Greg Goldstein's Comic Art Gallery

Graham Ingels — Trapped… In The Crypt*

Tales From the Crypt #23, April-May, 1951

Graham (“Ghastly”) Ingels creates a fabulous story page for the classic (and unsurprisingly, horrific) EC tale, “Last Respects.” (Tales of the Crypt #23.)

I likely first ran into this specific story from the Vault of Horror reprint paperback (1965) which I grabbed at a flea market sometime the early 70s. Oddly, the Crypt cover from this story was reused as the jacket art for the amazing Nostalgia Press EC reprint collection (1971) (which hooked me into EC Comics to begin with) — but did not include the story inside!

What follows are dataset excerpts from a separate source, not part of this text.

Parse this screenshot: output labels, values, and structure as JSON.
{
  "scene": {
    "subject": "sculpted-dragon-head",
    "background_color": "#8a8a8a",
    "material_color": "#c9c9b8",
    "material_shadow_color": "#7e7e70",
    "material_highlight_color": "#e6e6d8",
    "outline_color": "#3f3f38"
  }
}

As for Ingels himself? — He was the most prolific of the EC horror artists and in many ways, he was the most intriguing personality of the EC gang. Later in his life, he was certainly the most elusive, seemingly horrified (pun intended) by his contribution to these classic comics.

*Yes, I know it’s a mausoleum, but crypt was more fun, and appropriate.

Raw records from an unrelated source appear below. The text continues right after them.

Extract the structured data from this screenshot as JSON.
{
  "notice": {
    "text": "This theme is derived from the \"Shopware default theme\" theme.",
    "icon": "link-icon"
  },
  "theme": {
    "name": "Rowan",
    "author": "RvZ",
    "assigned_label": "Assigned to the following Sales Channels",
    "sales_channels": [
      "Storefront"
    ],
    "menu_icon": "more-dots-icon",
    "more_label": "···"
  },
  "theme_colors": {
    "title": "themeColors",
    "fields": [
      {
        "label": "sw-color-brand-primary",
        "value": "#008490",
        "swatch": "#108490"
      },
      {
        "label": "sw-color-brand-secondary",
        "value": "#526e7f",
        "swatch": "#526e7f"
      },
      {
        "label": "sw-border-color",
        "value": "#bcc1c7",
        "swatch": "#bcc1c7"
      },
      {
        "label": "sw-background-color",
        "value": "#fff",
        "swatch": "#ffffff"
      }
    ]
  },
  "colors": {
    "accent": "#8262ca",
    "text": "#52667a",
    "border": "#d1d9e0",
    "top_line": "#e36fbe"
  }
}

See you next week for another taste of Halloween horror; it is October after all!

William Stout — Thunderous

Ray Bradbury Comics #1, February 1993

The legendary SF author Ray Bradbury would have turned 100 years old this year. He passed away in 2012.

Ray Bradbury’s A Sound of Thunder is my favorite time travel short story.

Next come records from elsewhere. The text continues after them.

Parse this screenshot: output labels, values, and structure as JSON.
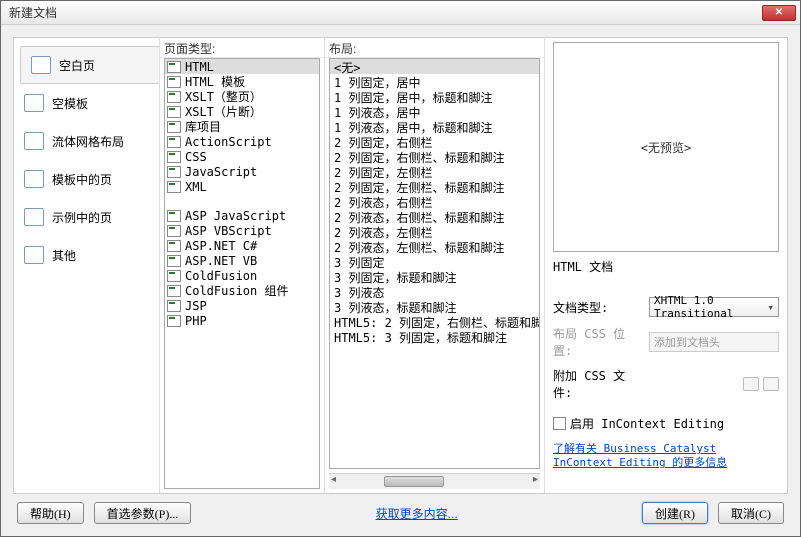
{
  "title": "新建文档",
  "sidebar": {
    "items": [
      {
        "label": "空白页"
      },
      {
        "label": "空模板"
      },
      {
        "label": "流体网格布局"
      },
      {
        "label": "模板中的页"
      },
      {
        "label": "示例中的页"
      },
      {
        "label": "其他"
      }
    ]
  },
  "columns": {
    "page_type_header": "页面类型:",
    "layout_header": "布局:"
  },
  "page_types_a": [
    "HTML",
    "HTML 模板",
    "XSLT（整页）",
    "XSLT（片断）",
    "库项目",
    "ActionScript",
    "CSS",
    "JavaScript",
    "XML"
  ],
  "page_types_b": [
    "ASP JavaScript",
    "ASP VBScript",
    "ASP.NET C#",
    "ASP.NET VB",
    "ColdFusion",
    "ColdFusion 组件",
    "JSP",
    "PHP"
  ],
  "layouts": [
    "<无>",
    "1 列固定，居中",
    "1 列固定，居中，标题和脚注",
    "1 列液态，居中",
    "1 列液态，居中，标题和脚注",
    "2 列固定，右侧栏",
    "2 列固定，右侧栏、标题和脚注",
    "2 列固定，左侧栏",
    "2 列固定，左侧栏、标题和脚注",
    "2 列液态，右侧栏",
    "2 列液态，右侧栏、标题和脚注",
    "2 列液态，左侧栏",
    "2 列液态，左侧栏、标题和脚注",
    "3 列固定",
    "3 列固定，标题和脚注",
    "3 列液态",
    "3 列液态，标题和脚注",
    "HTML5: 2 列固定，右侧栏、标题和脚",
    "HTML5: 3 列固定，标题和脚注"
  ],
  "right": {
    "preview_text": "<无预览>",
    "preview_caption": "HTML 文档",
    "doctype_label": "文档类型:",
    "doctype_value": "XHTML 1.0 Transitional",
    "layout_css_label": "布局 CSS 位置:",
    "layout_css_value": "添加到文档头",
    "attach_css_label": "附加 CSS 文件:",
    "enable_ice_label": "启用 InContext Editing",
    "ice_link": "了解有关 Business Catalyst InContext Editing 的更多信息"
  },
  "buttons": {
    "help": "帮助(H)",
    "prefs": "首选参数(P)...",
    "more": "获取更多内容...",
    "create": "创建(R)",
    "cancel": "取消(C)"
  }
}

It’s also the very first time travel short story I ever read. (I had already read HG Wells’ novel, The Time Machine, at that point. Multiple times in fact.)

Thanks to the progressive spirit of my secondary school system, we read the Bradbury short story collection “R is For Rocket” in eighth or ninth grade.

A Sound of Thunder: Time travel. Adventure. Dinosaurs. In other words, for my tastes, perfect.

Nearly 20 years later, Byron Preiss and Topps struck a deal to publish comic book versions of Preiss’ graphic novel series, Ray Bradbury Illustrated.  Main feature in the first issue? A Sound of Thunder, cover by the incredibly talented Bill Stout, who is generally in a class by himself when it comes to Dinosaurs.

(The comic features a new adaptation by Richard Corben and the reprint of the classic EC story by Al Feldstein and Al Williamson.)

And 25 years after that? Stout decides to part with the cover, and I literally stumble upon at his booth at SDCC. Hanging in the frame that hung in his studio for many years.

Serendipity at work. Lets call this one a part of the “ permanent collection.”